Configuring a NIM#

This page contains a complete reference on how to configure the NIM for Cosmos container.

GPU Selection#

Passing --gpus all to docker run is acceptable in homogeneous environments with one or more of the same GPU.

In heterogeneous environments with a combination of GPUs, workloads should only run on compute-capable GPUs. Expose specific GPUs inside the container using one of the following:

  • The --gpus flag (e.g. --gpus='"device=1"')

  • The environment variable CUDA_VISIBLE_DEVICES (e.g. -e CUDA_VISIBLE_DEVICES=1)

The device ID(s) to use as input(s) are listed in the output of nvidia-smi -L:

GPU 0: Tesla H100 (UUID: GPU-b404a1a1-d532-5b5c-20bc-b34e37f3ac46)
GPU 1: NVIDIA GeForce RTX 3080 (UUID: GPU-b404a1a1-d532-5b5c-20bc-b34e37f3ac46)
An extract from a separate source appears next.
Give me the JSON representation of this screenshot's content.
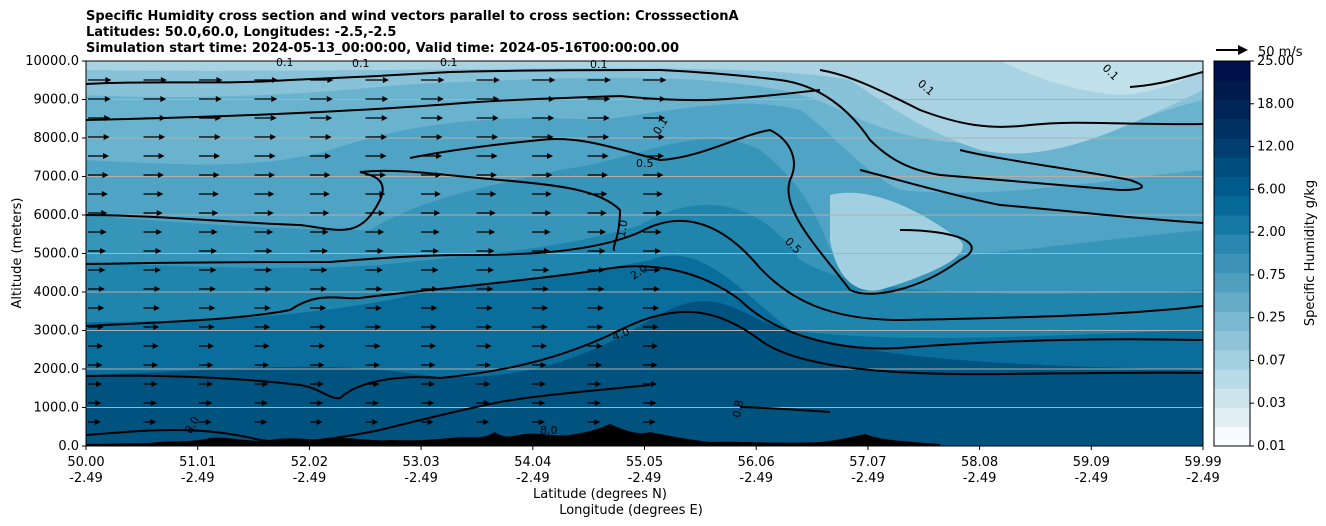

Refer to the NVIDIA Container Toolkit documentation for more details.

Shared Memory Flag#

Passing --ipc=host to docker run is required when not using NVLink for multi-GPU setups. It is unnecessary on SXM systems or when using profiles with only 1 GPU.

Environment Variables#

Below is a reference for environment variables that can be passed into a NIM (-e added to docker run):

Name

Description

Default

NGC_API_KEY

API key used to download assets from NGC

“”

NIM_CACHE_PATH

Path in the container where models are downloaded and stored. This is the location where you may want to mount a persistent cache

/opt/nim/.cache

NIM_HTTP_API_PORT

Server port used by the Uvicorn HTTP server running the FastAPI

8000

NIM_DISABLE_MODEL_DOWNLOAD

Disable model download on container startup

0

NIM_HTTP_MAX_WORKERS

Number of workers to use for the Uvicorn process when spinning up the FastAPI web server

1

NIM_IGNORE_MODEL_DOWNLOAD_FAIL

If this value is set to 1, model download failures will be ignored so that the container keeps running. By default, failure to download the model artifacts from the model manifest will terminate the NIM container.

0

NIM_LOG_LEVEL

Logging threshold for the container image. Accepts strings representing any of the following values (decreasing severity, case-insensitive): CRITICAL, ERROR, WARNING, INFO, DEBUG.

INFO

NIM_MANIFEST_PATH

Path to the model manifest file in the NIM. If this environment variable is not set, then the override location /opt/nim/etc/model_manifest.yaml will be used if a file exists at this path. Otherwise, the default location of /opt/nim/etc/default/model_manifest.yaml will be used. If a manifest cannot be located, then a nimlib.exceptions.ModelManifestMissing exception will be raised.

“”

NIM_MODEL_PROFILE

The ID of the profile to use from the list of one or more profiles provided in the model manifest. If not set, then the value of the NIM_MANIFEST_PROFILE environment variable is used as a fallback. If NIM_MANIFEST_PROFILE is not set, then the first profile in the model manifest will be used. latency and throughput are also acceptable values to hint the profile auto-detection.

“”

NIM_SKIP_MATERIALIZE

By default, materializing a workspace to a model cache path relies on the NIM SDK to determine whether an artifact requires download and link. If this value is set to 1, download and link will always be used, instead of having the NIM SDK determine whether download and link is required.

0

NIM_TRITON_LOG_VERBOSE

Controls the verbosity of the triton backend server, if used. Acceptable values include any from the set range from 0 (disables verbose logging) to a number greater than 0. See the corresponding documentation in the Triton inference server user guide

0

NIM_TAGS_SELECTOR

Use this value to filter tags in the auto profile selector. This should be a list of key-value pairs, where the key is the profile property name and the value is the desired property value (e.g. llm_engine=vllm,tp=1).

“”

NIM_LOGGING_JSONL

Set to 1 to enable JSON-formatted logs. Readable text logs are enabled by default.

0

NIM_VIDEO_SAVE_QUALITY

Determines the ffmpeg compression quality when encoding the video. Accepted values are between 1 and 9. The compression quality does not affect the diffusion process itself.

5

NIM_TRITON_REQUEST_TIMEOUT

Timeout, in microseconds, before a request times out, including the queue time. The default timeout is 30 minutes.

1800000000

NIM_ALLOW_URL_INPUT

This parameter is only applicable to the cosmos-predict1-7b-video2world NIM. Set to 1 to allow passing URLs of the visual input to the NIM. Set to 0 to disable passing URLs to the NIM.

1

Volumes#

Below are the paths inside the container to mount local paths.

Container path

Required?

Notes

Docker argument example

/opt/nim/.cache (or NIM_CACHE_PATH if present)

This volume is not required, but if it is not mounted, the container will do a fresh download of the model each time it is brought up.

Models are downloaded to this directory inside the container. This directory must be accessed from inside the container. This can be achieved by adding the option -u $(id -u) to the docker run command.

For example, to use ~/.cache/nim as the host machine directory for caching models, first execute mkdir -p ~/.cache/nim before running the docker run ... command.

-v ~/.cache/nim:/opt/nim/.cache -u $(id -u)